Pas d’école, ce n’est pas pour déplaire à ses deux fils, Mohamed, 14 ans, et Mehdi, 3 ans, mais cela attriste sa fille Sara de 12 ans. Les enfants le vivent comme des vacances, les écoles ne lui ont pas dit ce qui a été convenu pour la suite. “Je n’ai pas de quoi me plaindre. Du moment que mes enfants sont en bonne santé, qu’ils ont un toit sur leur tête et de quoi se nourrir, je suis sereine”, assure Touria.

Plus au sud

À Safi, où réside Chaimae, institutrice, certains parents ont pris très au sérieux cette pandémie. “Certains parents ont empêché leurs enfants d’aller à l’école avant l’annonce de la fermeture des écoles parce qu’ils avaient peur”, explique l’enseignante qui observe que “la majorité de ces parents sont des personnes actives et ayant atteint un niveau d’étude élevé”.

Ses propres parents ont interdit à ses petites sœurs de quitter la maison. “Dans les quartiers bourgeois, aucun enfant ne sort, mais dans les zones populaires de la ville, les enfants vont encore jouer dehors”, témoigne l’enseignante.
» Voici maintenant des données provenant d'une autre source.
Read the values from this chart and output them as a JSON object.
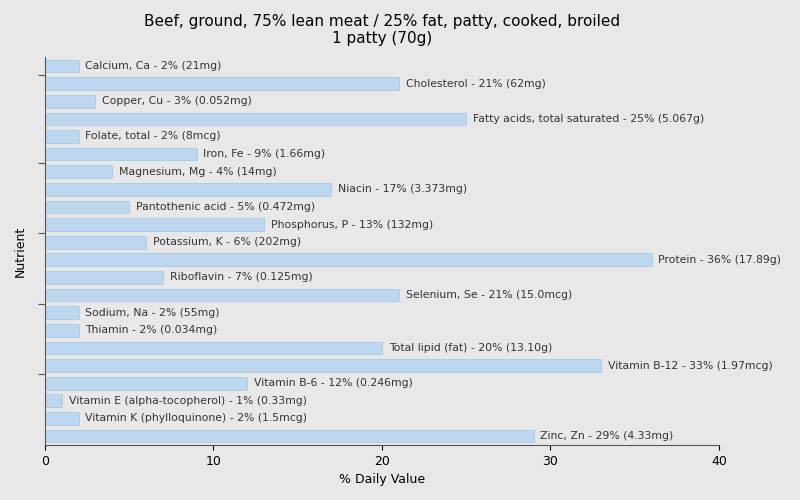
{
  "title": "Beef, ground, 75% lean meat / 25% fat, patty, cooked, broiled\n1 patty (70g)",
  "xlabel": "% Daily Value",
  "ylabel": "Nutrient",
  "nutrients": [
    "Calcium, Ca - 2% (21mg)",
    "Cholesterol - 21% (62mg)",
    "Copper, Cu - 3% (0.052mg)",
    "Fatty acids, total saturated - 25% (5.067g)",
    "Folate, total - 2% (8mcg)",
    "Iron, Fe - 9% (1.66mg)",
    "Magnesium, Mg - 4% (14mg)",
    "Niacin - 17% (3.373mg)",
    "Pantothenic acid - 5% (0.472mg)",
    "Phosphorus, P - 13% (132mg)",
    "Potassium, K - 6% (202mg)",
    "Protein - 36% (17.89g)",
    "Riboflavin - 7% (0.125mg)",
    "Selenium, Se - 21% (15.0mcg)",
    "Sodium, Na - 2% (55mg)",
    "Thiamin - 2% (0.034mg)",
    "Total lipid (fat) - 20% (13.10g)",
    "Vitamin B-12 - 33% (1.97mcg)",
    "Vitamin B-6 - 12% (0.246mg)",
    "Vitamin E (alpha-tocopherol) - 1% (0.33mg)",
    "Vitamin K (phylloquinone) - 2% (1.5mcg)",
    "Zinc, Zn - 29% (4.33mg)"
  ],
  "values": [
    2,
    21,
    3,
    25,
    2,
    9,
    4,
    17,
    5,
    13,
    6,
    36,
    7,
    21,
    2,
    2,
    20,
    33,
    12,
    1,
    2,
    29
  ],
  "bar_color": "#bdd7ee",
  "bar_edge_color": "#9ec6e0",
  "background_color": "#e8e8e8",
  "xlim": [
    0,
    40
  ],
  "xticks": [
    0,
    10,
    20,
    30,
    40
  ],
  "title_fontsize": 11,
  "label_fontsize": 7.8,
  "tick_fontsize": 9,
  "bar_height": 0.72,
  "label_color": "#333333"
}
“Je ne pense pas que mes élèves suivront les cours, je préfère rattraper les cours une fois que la situation sera rétablie”

Chaimae, institutrice

À quelques kilomètres de son lieu de résidence, en revanche, dans le village où se situe l’école publique de Chaimae, “les parents ne prennent pas cette mesure au sérieux. Cette fermeture convient à beaucoup d’entre eux, car cela permet de faire travailler leurs enfants”. La majorité des familles qui y résident ont en effet de faibles revenus.

Certains professeurs ont déjà créé des groupes WhatsApp pour envoyer les leçons à distance. Pas Chaimae : “Je ne pense pas que mes élèves suivront les cours, je préfère rattraper les cours une fois que la situation sera rétablie. Heureusement, j’avais pris de l’avance dans le programme, à cause des grèves des enseignants auxquelles je participais.

D’autant plus que dans cette commune, il n’est pas facile de faire les cours à distance puisque la majorité des élèves n’ont pas d’ordinateur ni de smartphone. Chaimae préfère rester lucide : “Déjà qu’ils ne sont pas intéressés par les cours dans la salle de classe, alors ça m’étonnerait que cela les intéresse de suivre des cours à distance !

Ce n’est pas tant la suspension des cours qui inquiète ses élèves, mais surtout la situation d’ensemble, ils craignent pour leur santé. Samedi 14 mars, dernier jour de classe, des élèves apeurés sont venus la voir pour s’excuser. “Ils ont dit qu’ils étaient désolés s’ils m’avaient blessée, qu’ils avaient juste peur du virus.